Regeling vervallen per 14-05-2019

Nadere regels maatschappelijke ondersteuning gemeente Neder-Betuwe 2018

Geldend van 01-01-2018 t/m 13-05-2019

Intitulé

Nadere regels maatschappelijke ondersteuning gemeente Neder-Betuwe 2018

Het college van burgemeester en wethouders van Neder-Betuwe;

gelet op de Verordening maatschappelijke ondersteuning gemeente Neder-Betuwe 2018;

BESLUIT

vast te stellen:

Nadere regels Verordening maatschappelijke ondersteuning gemeente Neder-Betuwe 2018

Begripsbepalingen

In deze nadere regeling en de daarop berustende bepalingen wordt verstaan onder:

  • a.

    Dienstverlening: hulp die een persoon, instantie of onderneming biedt aan de cliënt.

  • b.

    Hulp bij het huishouden: het ondersteunen bij of het overnemen van activiteiten op het gebied van het verzorgen van het huishouden van een persoon dan wel van de leefeenheid waartoe een persoon behoort.

  • c.

    Kortdurend verblijf: logeren gedurende maximaal drie etmalen per week met als doel het overnemen van de zorg ter ontlasting van de persoon die gebruikelijke zorg of mantelzorg aan de cliënt biedt

  • d.

    Tarief of kostprijs: het bedrag dat de gemeente aan een aanbieder moet betalen voor de verstrekking van een voorziening in natura.

  • e.

    Zzp’er: een ondernemer die geen personeel in dienst heeft, waarbij voor de vaststelling of er sprake is van een ondernemer de volgende criteria gelden:

    • zelfstandigheid bij de inrichting van de eigen werkzaamheden en het uitvoeren daarvan;

    • het voor eigen rekening en risico verrichten van werkzaamheden;

    • het gericht zijn op en het perspectief hebben van het maken van winst;

    • bekendmaking van het ondernemerschap;

    • het streven naar meerdere opdrachtgevers.
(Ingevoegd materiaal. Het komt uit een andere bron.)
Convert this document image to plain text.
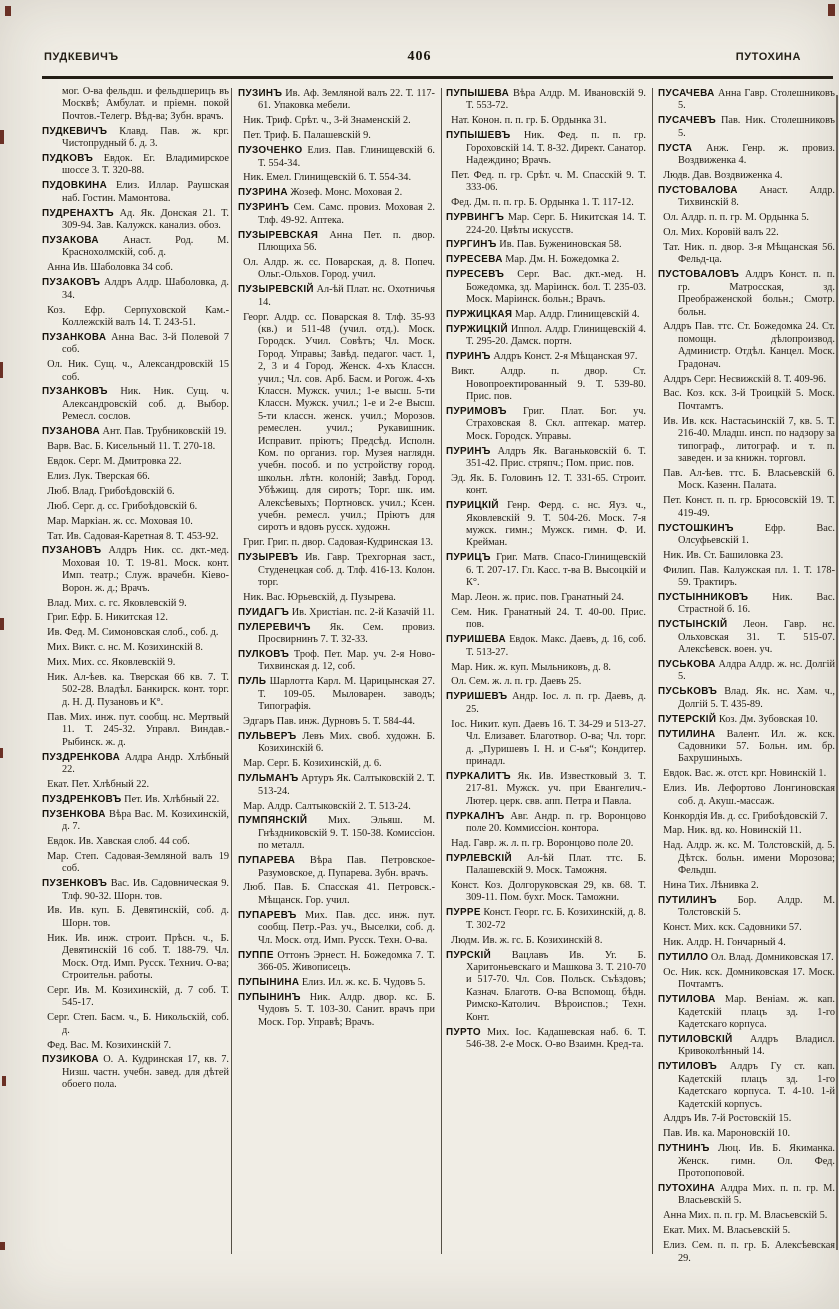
ПУДКЕВИЧЪ	406	ПУТОХИНА

мог. О-ва фельдш. и фельдшерицъ въ Москвѣ; Амбулат. и пріемн. покой Почтов.-Телегр. Вѣд-ва; Зубн. врачъ.

ПУДКЕВИЧЪ Клавд. Пав. ж. крг. Чистопрудный б. д. 3.

ПУДКОВЪ Евдок. Ег. Владимирское шоссе 3. Т. 320-88.

ПУДОВКИНА Елиз. Иллар. Раушская наб. Гостин. Мамонтова.

ПУДРЕНАХТЪ Ад. Як. Донская 21. Т. 309-94. Зав. Калужск. канализ. обоз.

ПУЗАКОВА Анаст. Род. М. Краснохолмскій, соб. д.

 Анна Ив. Шаболовка 34 соб.

ПУЗАКОВЪ Алдръ Алдр. Шаболовка, д. 34.

 Коз. Ефр. Серпуховской Кам.-Коллежскій валъ 14. Т. 243-51.

ПУЗАНКОВА Анна Вас. 3-й Полевой 7 соб.

 Ол. Ник. Сущ. ч., Александровскій 15 соб.

ПУЗАНКОВЪ Ник. Ник. Сущ. ч. Александровскій соб. д. Выбор. Ремесл. сослов.

ПУЗАНОВА Ант. Пав. Трубниковскій 19.

 Варв. Вас. Б. Кисельный 11. Т. 270-18.

 Евдок. Серг. М. Дмитровка 22.

 Елиз. Лук. Тверская 66.

 Люб. Влад. Грибоѣдовскій 6.

 Люб. Серг. д. сс. Грибоѣдовскій 6.

 Мар. Маркіан. ж. сс. Моховая 10.

 Тат. Ив. Садовая-Каретная 8. Т. 453-92.

ПУЗАНОВЪ Алдръ Ник. сс. дкт.-мед. Моховая 10. Т. 19-81. Моск. конт. Имп. театр.; Служ. врачебн. Кіево-Ворон. ж. д.; Врачъ.

 Влад. Мих. с. гс. Яковлевскій 9.

 Григ. Ефр. Б. Никитская 12.

 Ив. Фед. М. Симоновская слоб., соб. д.

 Мих. Викт. с. нс. М. Козихинскій 8.

 Мих. Мих. сс. Яковлевскій 9.

 Ник. Ал-ѣев. ка. Тверская 66 кв. 7. Т. 502-28. Владѣл. Банкирск. конт. торг. д. Н. Д. Пузановъ и К°.

 Пав. Мих. инж. пут. сообщ. нс. Мертвый 11. Т. 245-32. Управл. Виндав.-Рыбинск. ж. д.

ПУЗДРЕНКОВА Алдра Андр. Хлѣбный 22.

 Екат. Пет. Хлѣбный 22.

ПУЗДРЕНКОВЪ Пет. Ив. Хлѣбный 22.

ПУЗЕНКОВА Вѣра Вас. М. Козихинскій, д. 7.

 Евдок. Ив. Хавская слоб. 44 соб.

 Мар. Степ. Садовая-Земляной валъ 19 соб.

ПУЗЕНКОВЪ Вас. Ив. Садовническая 9. Тлф. 90-32. Шорн. тов.

 Ив. Ив. куп. Б. Девятинскій, соб. д. Шорн. тов.

 Ник. Ив. инж. строит. Прѣсн. ч., Б. Девятинскій 16 соб. Т. 188-79. Чл. Моск. Отд. Имп. Русск. Технич. О-ва; Строительн. работы.

 Серг. Ив. М. Козихинскій, д. 7 соб. Т. 545-17.

 Серг. Степ. Басм. ч., Б. Никольскій, соб. д.

 Фед. Вас. М. Козихинскій 7.

ПУЗИКОВА О. А. Кудринская 17, кв. 7. Низш. частн. учебн. завед. для дѣтей обоего пола.

ПУЗИНЪ Ив. Аф. Земляной валъ 22. Т. 117-61. Упаковка мебели.

 Ник. Триф. Срѣт. ч., 3-й Знаменскій 2.

 Пет. Триф. Б. Палашевскій 9.

ПУЗОЧЕНКО Елиз. Пав. Глинищевскій 6. Т. 554-34.

 Ник. Емел. Глинищевскій 6. Т. 554-34.

ПУЗРИНА Жозеф. Монс. Моховая 2.

ПУЗРИНЪ Сем. Самс. провиз. Моховая 2. Тлф. 49-92. Аптека.

ПУЗЫРЕВСКАЯ Анна Пет. п. двор. Плющиха 56.

 Ол. Алдр. ж. сс. Поварская, д. 8. Попеч. Ольг.-Ольхов. Город. учил.

ПУЗЫРЕВСКІЙ Ал-ѣй Плат. нс. Охотничья 14.

 Георг. Алдр. сс. Поварская 8. Тлф. 35-93 (кв.) и 511-48 (учил. отд.). Моск. Городск. Учил. Совѣтъ; Чл. Моск. Город. Управы; Завѣд. педагог. част. 1, 2, 3 и 4 Город. Женск. 4-хъ Классн. учил.; Чл. сов. Арб. Басм. и Рогож. 4-хъ Классн. Мужск. учил.; 1-е высш. 5-ти Классн. Мужск. учил.; 1-е и 2-е Высш. 5-ти классн. женск. учил.; Морозов. ремеслен. учил.; Рукавишник. Исправит. пріютъ; Предсѣд. Исполн. Ком. по организ. гор. Музея наглядн. учебн. пособ. и по устройству город. школьн. лѣтн. колоній; Завѣд. Город. Убѣжищ. для сиротъ; Торг. шк. им. Алексѣевыхъ; Портновск. учил.; Ксен. учебн. ремесл. учил.; Пріютъ для сиротъ и вдовъ русск. художн.

 Григ. Григ. п. двор. Садовая-Кудринская 13.

ПУЗЫРЕВЪ Ив. Гавр. Трехгорная заст., Студенецкая соб. д. Тлф. 416-13. Колон. торг.

 Ник. Вас. Юрьевскій, д. Пузырева.

ПУИДАГЪ Ив. Христіан. пс. 2-й Казачій 11.

ПУЛЕРЕВИЧЪ Як. Сем. провиз. Просвирнинъ 7. Т. 32-33.

ПУЛКОВЪ Троф. Пет. Мар. уч. 2-я Ново-Тихвинская д. 12, соб.

ПУЛЬ Шарлотта Карл. М. Царицынская 27. Т. 109-05. Мыловарен. заводъ; Типографія.

 Эдгаръ Пав. инж. Дурновъ 5. Т. 584-44.

ПУЛЬВЕРЪ Левъ Мих. своб. художн. Б. Козихинскій 6.

 Мар. Серг. Б. Козихинскій, д. 6.

ПУЛЬМАНЪ Артуръ Як. Салтыковскій 2. Т. 513-24.

 Мар. Алдр. Салтыковскій 2. Т. 513-24.

ПУМПЯНСКІЙ Мих. Эльяш. М. Гнѣздниковскій 9. Т. 150-38. Комиссіон. по металл.

ПУПАРЕВА Вѣра Пав. Петровское-Разумовское, д. Пупарева. Зубн. врачъ.

 Люб. Пав. Б. Спасская 41. Петровск.-Мѣщанск. Гор. учил.

ПУПАРЕВЪ Мих. Пав. дсс. инж. пут. сообщ. Петр.-Раз. уч., Выселки, соб. д. Чл. Моск. отд. Имп. Русск. Техн. О-ва.

ПУППЕ Оттонъ Эрнест. Н. Божедомка 7. Т. 366-05. Живописецъ.

ПУПЫНИНА Елиз. Ил. ж. кс. Б. Чудовъ 5.

ПУПЫНИНЪ Ник. Алдр. двор. кс. Б. Чудовъ 5. Т. 103-30. Санит. врачъ при Моск. Гор. Управѣ; Врачъ.

ПУПЫШЕВА Вѣра Алдр. М. Ивановскій 9. Т. 553-72.

 Нат. Конон. п. п. гр. Б. Ордынка 31.

ПУПЫШЕВЪ Ник. Фед. п. п. гр. Гороховскій 14. Т. 8-32. Директ. Санатор. Надеждино; Врачъ.

 Пет. Фед. п. гр. Срѣт. ч. М. Спасскій 9. Т. 333-06.

 Фед. Дм. п. п. гр. Б. Ордынка 1. Т. 117-12.

ПУРВИНГЪ Мар. Серг. Б. Никитская 14. Т. 224-20. Цвѣты искусств.

ПУРГИНЪ Ив. Пав. Бужениновская 58.

ПУРЕСЕВА Мар. Дм. Н. Божедомка 2.

ПУРЕСЕВЪ Серг. Вас. дкт.-мед. Н. Божедомка, зд. Маріинск. бол. Т. 235-03. Моск. Маріинск. больн.; Врачъ.

ПУРЖИЦКАЯ Мар. Алдр. Глинищевскій 4.

ПУРЖИЦКІЙ Иппол. Алдр. Глинищевскій 4. Т. 295-20. Дамск. портн.

ПУРИНЪ Алдръ Конст. 2-я Мѣщанская 97.

 Викт. Алдр. п. двор. Ст. Новопроектированный 9. Т. 539-80. Прис. пов.

ПУРИМОВЪ Григ. Плат. Бог. уч. Страховская 8. Скл. аптекар. матер. Моск. Городск. Управы.

ПУРИНЪ Алдръ Як. Ваганьковскій 6. Т. 351-42. Прис. стряпч.; Пом. прис. пов.

 Эд. Як. Б. Головинъ 12. Т. 331-65. Строит. конт.

ПУРИЦКІЙ Генр. Ферд. с. нс. Яуз. ч., Яковлевскій 9. Т. 504-26. Моск. 7-я мужск. гимн.; Мужск. гимн. Ф. И. Крейман.

ПУРИЦЪ Григ. Матв. Спасо-Глинищевскій 6. Т. 207-17. Гл. Касс. т-ва В. Высоцкій и К°.

 Мар. Леон. ж. прис. пов. Гранатный 24.

 Сем. Ник. Гранатный 24. Т. 40-00. Прис. пов.

ПУРИШЕВА Евдок. Макс. Даевъ, д. 16, соб. Т. 513-27.

 Мар. Ник. ж. куп. Мыльниковъ, д. 8.

 Ол. Сем. ж. л. п. гр. Даевъ 25.

ПУРИШЕВЪ Андр. Іос. л. п. гр. Даевъ, д. 25.

 Іос. Никит. куп. Даевъ 16. Т. 34-29 и 513-27. Чл. Елизавет. Благотвор. О-ва; Чл. торг. д. „Пуришевъ І. Н. и С-ья“; Кондитер. принадл.

ПУРКАЛИТЪ Як. Ив. Известковый 3. Т. 217-81. Мужск. уч. при Евангелич.-Лютер. церк. свв. апп. Петра и Павла.

ПУРКАЛНЪ Авг. Андр. п. гр. Воронцово поле 20. Коммиссіон. контора.

 Над. Гавр. ж. л. п. гр. Воронцово поле 20.

ПУРЛЕВСКІЙ Ал-ѣй Плат. ттс. Б. Палашевскій 9. Моск. Таможня.

 Конст. Коз. Долгоруковская 29, кв. 68. Т. 309-11. Пом. бухг. Моск. Таможни.

ПУРРЕ Конст. Георг. гс. Б. Козихинскій, д. 8. Т. 302-72

 Людм. Ив. ж. гс. Б. Козихинскій 8.

ПУРСКІЙ Вацлавъ Ив. Уг. Б. Харитоньевскаго и Машкова 3. Т. 210-70 и 517-70. Чл. Сов. Польск. Съѣздовъ; Казнач. Благотв. О-ва Вспомощ. бѣдн. Римско-Католич. Вѣроиспов.; Техн. Конт.

ПУРТО Мих. Іос. Кадашевская наб. 6. Т. 546-38. 2-е Моск. О-во Взаимн. Кред-та.

ПУСАЧЕВА Анна Гавр. Столешниковъ 5.

ПУСАЧЕВЪ Пав. Ник. Столешниковъ 5.

ПУСТА Анж. Генр. ж. провиз. Воздвиженка 4.

 Людв. Дав. Воздвиженка 4.

ПУСТОВАЛОВА Анаст. Алдр. Тихвинскій 8.

 Ол. Алдр. п. п. гр. М. Ордынка 5.

 Ол. Мих. Коровій валъ 22.

 Тат. Ник. п. двор. 3-я Мѣщанская 56. Фельд-ца.

ПУСТОВАЛОВЪ Алдръ Конст. п. п. гр. Матросская, зд. Преображенской больн.; Смотр. больн.

 Алдръ Пав. ттс. Ст. Божедомка 24. Ст. помощн. дѣлопроизвод. Администр. Отдѣл. Канцел. Моск. Градонач.

 Алдръ Серг. Несвижскій 8. Т. 409-96.

 Вас. Коз. кск. 3-й Троицкій 5. Моск. Почтамтъ.

 Ив. Ив. кск. Настасьинскій 7, кв. 5. Т. 216-40. Младш. инсп. по надзору за типограф., литограф. и т. п. заведен. и за книжн. торговл.

 Пав. Ал-ѣев. ттс. Б. Власьевскій 6. Моск. Казенн. Палата.

 Пет. Конст. п. п. гр. Брюсовскій 19. Т. 419-49.

ПУСТОШКИНЪ Ефр. Вас. Олсуфьевскій 1.

 Ник. Ив. Ст. Башиловка 23.

 Филип. Пав. Калужская пл. 1. Т. 178-59. Трактиръ.

ПУСТЫННИКОВЪ Ник. Вас. Страстной б. 16.

ПУСТЫНСКІЙ Леон. Гавр. нс. Ольховская 31. Т. 515-07. Алексѣевск. воен. уч.

ПУСЬКОВА Алдра Алдр. ж. нс. Долгій 5.

ПУСЬКОВЪ Влад. Як. нс. Хам. ч., Долгій 5. Т. 435-89.

ПУТЕРСКІЙ Коз. Дм. Зубовская 10.

ПУТИЛИНА Валент. Ил. ж. кск. Садовники 57. Больн. им. бр. Бахрушиныхъ.

 Евдок. Вас. ж. отст. крг. Новинскій 1.

 Елиз. Ив. Лефортово Лонгиновская соб. д. Акуш.-массаж.

 Конкордія Ив. д. сс. Грибоѣдовскій 7.

 Мар. Ник. вд. ко. Новинскій 11.

 Над. Алдр. ж. кс. М. Толстовскій, д. 5. Дѣтск. больн. имени Морозова; Фельдш.

 Нина Тих. Лѣнивка 2.

ПУТИЛИНЪ Бор. Алдр. М. Толстовскій 5.

 Конст. Мих. кск. Садовники 57.

 Ник. Алдр. Н. Гончарный 4.

ПУТИЛЛО Ол. Влад. Домниковская 17.

 Ос. Ник. кск. Домниковская 17. Моск. Почтамтъ.

ПУТИЛОВА Мар. Веніам. ж. кап. Кадетскій плацъ зд. 1-го Кадетскаго корпуса.

ПУТИЛОВСКІЙ Алдръ Владисл. Кривоколѣнный 14.

ПУТИЛОВЪ Алдръ Гу ст. кап. Кадетскій плацъ зд. 1-го Кадетскаго корпуса. Т. 4-10. 1-й Кадетскій корпусъ.

 Алдръ Ив. 7-й Ростовскій 15.

 Пав. Ив. ка. Мароновскій 10.

ПУТНИНЪ Люц. Ив. Б. Якиманка. Женск. гимн. Ол. Фед. Протопоповой.

ПУТОХИНА Алдра Мих. п. п. гр. М. Власьевскій 5.

 Анна Мих. п. п. гр. М. Власьевскій 5.

 Екат. Мих. М. Власьевскій 5.

 Елиз. Сем. п. п. гр. Б. Алексѣевская 29.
Hoofdstuk 1. Procedureregels aanvraag maatschappelijke ondersteuning

Artikel 1. Melding hulpvraag

Een hulpvraag kan door of namens een cliënt worden gemeld bij:

  • -

    een vestiging van het Kernpunt;

  • -

    de door de centrumgemeente Nijmegen aan te wijzen instellingen voor opvang indien het gaat om een hulpvraag op het gebied van opvang en/of beschermd wonen;

Artikel 2. Vooronderzoek; indienen persoonlijk plan

Als de cliënt genoegzaam bekend is bij de gemeente, kan het college in overeenstemming met de cliënt afzien van een vooronderzoek.

Hoofdstuk 2. Algemene voorzieningen

Artikel 3. Algemeen

Een algemene voorziening op het gebied van ondersteuning en dienstverlening die wordt aangeboden door maatschappelijke organisaties en door de markt is vrij toegankelijk voor iedere ingezetene van de gemeente Neder-Betuwe.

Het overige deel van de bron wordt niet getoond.